5. Using a scribe, with the gasket as the template, trace the outline of the intake port holes of the gasket onto the cylinder head and then onto the intake manifold.

6. Remove the gasket and repeat for the outer side, if applicable.

NOTE: It is very important that the intake manifold gasket be placed in the EXACT position of its permanent installation. Otherwise the intake ports will be ground incorrectly and the cylinder head or intake manifold ruined. Mark the gaskets as to left and right, so they are installed on the correct side.

7. Attach an abrasive roll to a mandrel. Push it onto the mandrel and turn it down onto the screw threads. Use the shorter mandrels wherever possible, saving the longer ones for the deeper port areas.

8. Attach the mandrel to a high-speed die-grinder (22,000 rpm-max.) grind material from the cylinder head and intake manifold port openings back to the scribe lines.


Current thinking is that it is okay if the cylinder head port is slightly smaller than the exhaust manifold port, or header tube, because it will reduce inversion. On the exhaust port side of the cylinder head, follow steps 1-8 as above. Remember to clean the surface thoroughly. Apply Blue Layout fluid or a light coating of dark colored spray paint. Securely and accurately attach the exhaust gasket and with a scribe trace the outline of the gasket port openings onto the cylinder head. Grind off material back to the scribe lines.

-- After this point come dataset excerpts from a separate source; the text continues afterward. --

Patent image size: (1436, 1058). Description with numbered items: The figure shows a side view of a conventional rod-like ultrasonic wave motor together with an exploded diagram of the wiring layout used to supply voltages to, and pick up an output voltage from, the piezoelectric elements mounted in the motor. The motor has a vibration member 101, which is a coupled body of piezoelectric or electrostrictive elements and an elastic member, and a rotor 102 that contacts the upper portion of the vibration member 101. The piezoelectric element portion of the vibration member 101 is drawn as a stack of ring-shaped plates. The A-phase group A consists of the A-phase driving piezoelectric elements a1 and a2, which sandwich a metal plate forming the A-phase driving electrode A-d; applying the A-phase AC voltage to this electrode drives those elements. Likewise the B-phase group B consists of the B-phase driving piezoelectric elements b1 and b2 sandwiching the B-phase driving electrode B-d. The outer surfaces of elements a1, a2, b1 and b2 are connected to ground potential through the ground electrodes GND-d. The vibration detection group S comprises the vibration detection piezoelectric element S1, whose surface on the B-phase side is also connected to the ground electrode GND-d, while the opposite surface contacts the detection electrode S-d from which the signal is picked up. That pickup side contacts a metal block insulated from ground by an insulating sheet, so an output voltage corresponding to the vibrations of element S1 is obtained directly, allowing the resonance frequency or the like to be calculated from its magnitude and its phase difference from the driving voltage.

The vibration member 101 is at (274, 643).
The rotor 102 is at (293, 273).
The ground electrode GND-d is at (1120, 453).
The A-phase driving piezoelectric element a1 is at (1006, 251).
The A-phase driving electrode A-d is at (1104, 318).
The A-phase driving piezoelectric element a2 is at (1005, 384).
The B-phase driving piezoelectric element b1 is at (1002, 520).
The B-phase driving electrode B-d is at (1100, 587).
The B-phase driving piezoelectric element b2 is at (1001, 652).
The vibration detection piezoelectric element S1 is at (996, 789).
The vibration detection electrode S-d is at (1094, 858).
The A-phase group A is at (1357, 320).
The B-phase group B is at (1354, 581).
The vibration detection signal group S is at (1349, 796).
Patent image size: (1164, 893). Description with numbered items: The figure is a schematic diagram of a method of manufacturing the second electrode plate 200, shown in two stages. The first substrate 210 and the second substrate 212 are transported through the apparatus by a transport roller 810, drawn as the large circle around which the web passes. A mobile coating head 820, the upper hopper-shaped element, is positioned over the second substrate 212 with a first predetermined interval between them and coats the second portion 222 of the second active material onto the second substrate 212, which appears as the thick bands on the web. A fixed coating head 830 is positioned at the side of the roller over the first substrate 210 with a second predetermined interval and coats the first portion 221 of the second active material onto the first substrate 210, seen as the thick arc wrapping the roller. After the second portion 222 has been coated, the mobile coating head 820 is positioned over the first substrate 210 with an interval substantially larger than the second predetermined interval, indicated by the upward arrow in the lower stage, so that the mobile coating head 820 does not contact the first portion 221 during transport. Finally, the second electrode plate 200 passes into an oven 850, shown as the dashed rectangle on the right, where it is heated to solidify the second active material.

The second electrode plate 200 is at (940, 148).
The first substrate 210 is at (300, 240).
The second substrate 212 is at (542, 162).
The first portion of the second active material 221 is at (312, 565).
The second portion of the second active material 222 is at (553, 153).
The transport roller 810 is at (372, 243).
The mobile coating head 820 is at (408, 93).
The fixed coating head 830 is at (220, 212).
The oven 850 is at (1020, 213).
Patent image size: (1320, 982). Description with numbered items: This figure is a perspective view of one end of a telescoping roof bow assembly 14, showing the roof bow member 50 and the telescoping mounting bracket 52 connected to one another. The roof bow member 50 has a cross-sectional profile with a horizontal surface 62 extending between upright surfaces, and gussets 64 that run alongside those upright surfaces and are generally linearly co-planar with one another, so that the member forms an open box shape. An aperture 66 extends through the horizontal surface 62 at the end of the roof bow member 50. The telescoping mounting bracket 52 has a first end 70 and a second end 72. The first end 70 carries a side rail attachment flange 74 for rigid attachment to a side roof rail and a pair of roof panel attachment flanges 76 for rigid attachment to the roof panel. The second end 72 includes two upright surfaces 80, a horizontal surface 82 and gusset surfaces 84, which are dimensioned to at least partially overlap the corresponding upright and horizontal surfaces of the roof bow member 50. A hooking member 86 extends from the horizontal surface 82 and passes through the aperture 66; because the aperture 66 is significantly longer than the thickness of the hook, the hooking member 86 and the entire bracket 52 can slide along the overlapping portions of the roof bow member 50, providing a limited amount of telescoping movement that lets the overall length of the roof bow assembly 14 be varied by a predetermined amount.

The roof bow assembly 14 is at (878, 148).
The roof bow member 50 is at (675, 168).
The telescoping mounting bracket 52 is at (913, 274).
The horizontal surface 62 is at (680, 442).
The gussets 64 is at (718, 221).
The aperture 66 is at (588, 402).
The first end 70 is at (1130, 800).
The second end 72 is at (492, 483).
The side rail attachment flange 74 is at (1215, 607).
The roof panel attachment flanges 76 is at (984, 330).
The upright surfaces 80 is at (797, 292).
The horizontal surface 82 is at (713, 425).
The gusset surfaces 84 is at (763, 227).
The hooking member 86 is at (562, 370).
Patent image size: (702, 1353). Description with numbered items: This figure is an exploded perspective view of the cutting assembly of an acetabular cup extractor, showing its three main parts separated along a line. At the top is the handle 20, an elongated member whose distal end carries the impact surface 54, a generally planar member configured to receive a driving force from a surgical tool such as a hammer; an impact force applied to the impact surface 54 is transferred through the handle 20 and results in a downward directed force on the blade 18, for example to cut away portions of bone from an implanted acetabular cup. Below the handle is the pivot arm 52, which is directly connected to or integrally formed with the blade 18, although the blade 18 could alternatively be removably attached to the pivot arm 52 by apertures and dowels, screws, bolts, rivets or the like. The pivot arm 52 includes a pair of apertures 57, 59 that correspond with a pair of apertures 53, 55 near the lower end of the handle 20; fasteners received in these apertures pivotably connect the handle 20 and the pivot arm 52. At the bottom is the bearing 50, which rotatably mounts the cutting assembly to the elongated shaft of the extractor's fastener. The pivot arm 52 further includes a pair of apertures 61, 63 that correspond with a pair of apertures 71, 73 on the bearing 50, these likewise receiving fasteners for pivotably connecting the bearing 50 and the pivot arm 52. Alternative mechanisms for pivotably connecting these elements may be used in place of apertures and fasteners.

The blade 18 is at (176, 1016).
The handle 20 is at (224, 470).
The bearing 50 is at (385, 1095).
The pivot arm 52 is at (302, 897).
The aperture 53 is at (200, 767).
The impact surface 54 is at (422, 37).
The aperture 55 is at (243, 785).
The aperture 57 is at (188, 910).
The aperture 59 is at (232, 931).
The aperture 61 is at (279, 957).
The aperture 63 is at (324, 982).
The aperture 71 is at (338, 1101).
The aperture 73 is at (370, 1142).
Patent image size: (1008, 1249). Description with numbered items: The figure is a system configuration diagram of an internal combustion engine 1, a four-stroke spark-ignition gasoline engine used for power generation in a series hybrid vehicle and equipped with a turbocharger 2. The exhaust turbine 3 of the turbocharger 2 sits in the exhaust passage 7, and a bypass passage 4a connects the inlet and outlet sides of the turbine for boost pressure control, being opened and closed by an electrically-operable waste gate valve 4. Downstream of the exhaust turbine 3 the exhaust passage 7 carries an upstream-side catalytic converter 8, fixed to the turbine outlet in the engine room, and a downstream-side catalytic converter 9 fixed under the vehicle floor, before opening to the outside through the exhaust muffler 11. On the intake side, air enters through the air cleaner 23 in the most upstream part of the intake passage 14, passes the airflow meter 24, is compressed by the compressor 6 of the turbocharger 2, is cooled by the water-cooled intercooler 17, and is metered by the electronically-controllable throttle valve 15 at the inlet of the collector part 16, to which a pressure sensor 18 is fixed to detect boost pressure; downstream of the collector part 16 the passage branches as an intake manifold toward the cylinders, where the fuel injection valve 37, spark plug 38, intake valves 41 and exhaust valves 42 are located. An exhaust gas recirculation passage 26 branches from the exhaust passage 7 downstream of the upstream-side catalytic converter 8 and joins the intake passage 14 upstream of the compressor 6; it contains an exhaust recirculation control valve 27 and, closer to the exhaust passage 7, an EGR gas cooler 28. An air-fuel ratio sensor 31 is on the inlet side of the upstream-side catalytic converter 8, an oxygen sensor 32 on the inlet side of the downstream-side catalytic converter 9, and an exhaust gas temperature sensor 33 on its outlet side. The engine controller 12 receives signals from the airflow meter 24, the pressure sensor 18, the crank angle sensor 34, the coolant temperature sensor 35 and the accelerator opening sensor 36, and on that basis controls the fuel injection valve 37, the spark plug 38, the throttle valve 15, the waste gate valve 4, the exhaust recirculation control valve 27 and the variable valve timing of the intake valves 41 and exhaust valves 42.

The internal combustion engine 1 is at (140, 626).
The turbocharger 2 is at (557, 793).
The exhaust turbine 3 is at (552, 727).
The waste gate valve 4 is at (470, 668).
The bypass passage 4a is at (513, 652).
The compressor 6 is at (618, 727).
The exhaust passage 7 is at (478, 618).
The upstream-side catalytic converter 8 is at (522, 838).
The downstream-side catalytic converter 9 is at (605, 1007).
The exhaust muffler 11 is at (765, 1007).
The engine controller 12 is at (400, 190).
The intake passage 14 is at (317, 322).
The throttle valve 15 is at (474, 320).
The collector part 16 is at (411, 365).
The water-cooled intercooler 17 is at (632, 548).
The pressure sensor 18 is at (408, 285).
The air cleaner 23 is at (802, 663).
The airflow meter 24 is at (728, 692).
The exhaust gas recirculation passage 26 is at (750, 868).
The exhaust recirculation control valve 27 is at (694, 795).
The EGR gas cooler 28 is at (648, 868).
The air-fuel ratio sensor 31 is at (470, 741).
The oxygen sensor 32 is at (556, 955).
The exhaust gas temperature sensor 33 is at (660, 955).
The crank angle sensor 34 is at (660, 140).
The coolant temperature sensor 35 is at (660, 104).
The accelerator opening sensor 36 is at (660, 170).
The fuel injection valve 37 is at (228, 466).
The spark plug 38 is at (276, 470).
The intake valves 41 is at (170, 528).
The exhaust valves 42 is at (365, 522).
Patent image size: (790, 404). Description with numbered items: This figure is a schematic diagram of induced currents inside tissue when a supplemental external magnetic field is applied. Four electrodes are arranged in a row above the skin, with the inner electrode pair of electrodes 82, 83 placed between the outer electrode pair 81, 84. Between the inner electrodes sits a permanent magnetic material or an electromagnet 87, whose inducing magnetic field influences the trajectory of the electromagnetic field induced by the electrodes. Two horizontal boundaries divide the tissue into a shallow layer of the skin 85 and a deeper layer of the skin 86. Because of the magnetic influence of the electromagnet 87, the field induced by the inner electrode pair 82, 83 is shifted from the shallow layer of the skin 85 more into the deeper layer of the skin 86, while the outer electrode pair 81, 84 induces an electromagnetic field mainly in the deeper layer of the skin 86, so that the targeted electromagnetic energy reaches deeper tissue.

After “gasket matching” the cylinder head(s), remove any roughcast or “flash” in the intake and exhaust ports. Do not strive for a “mirror finish”, as an 80-grit finish is ideal for the intake ports. Otherwise you may disturb the “turbulence” necessary for proper fuel atomization.

Refer to the diagram for porting steps.

1. Using the abrasive rolls smooth the rough casting of the port runners (A).

2. Carefully smooth any casting flash, without removing much metal, on the “short side radius” (B) being careful not to hit the valve seat (C). Also be careful not to remove too much material from the cylinder web wall (D), simply remove the roughcast or flash from this area, as the web may be damaged. A damaged web wall will allow water from the water jacket (F) into the cylinder. If this occurs the head will need to be replaced. Do not touch the valve guides (E), or seats (C), with the spinning abrasive rolls. Continue to work both the intake and exhaust ports until the castings have been smoothed. If there is a lot of material to be removed in any of the steps, use a carbide burr for the first rough cuts.

3. Thoroughly clean cylinder heads and intake manifolds before assembly to remove all traces of metal.

4. Carefully smooth the combustion chamber by smoothing the rough casting only! Again, do not allow the spinning rolls to contact the valve seats.

NOTE: You can use old valves to protect the seats during this step.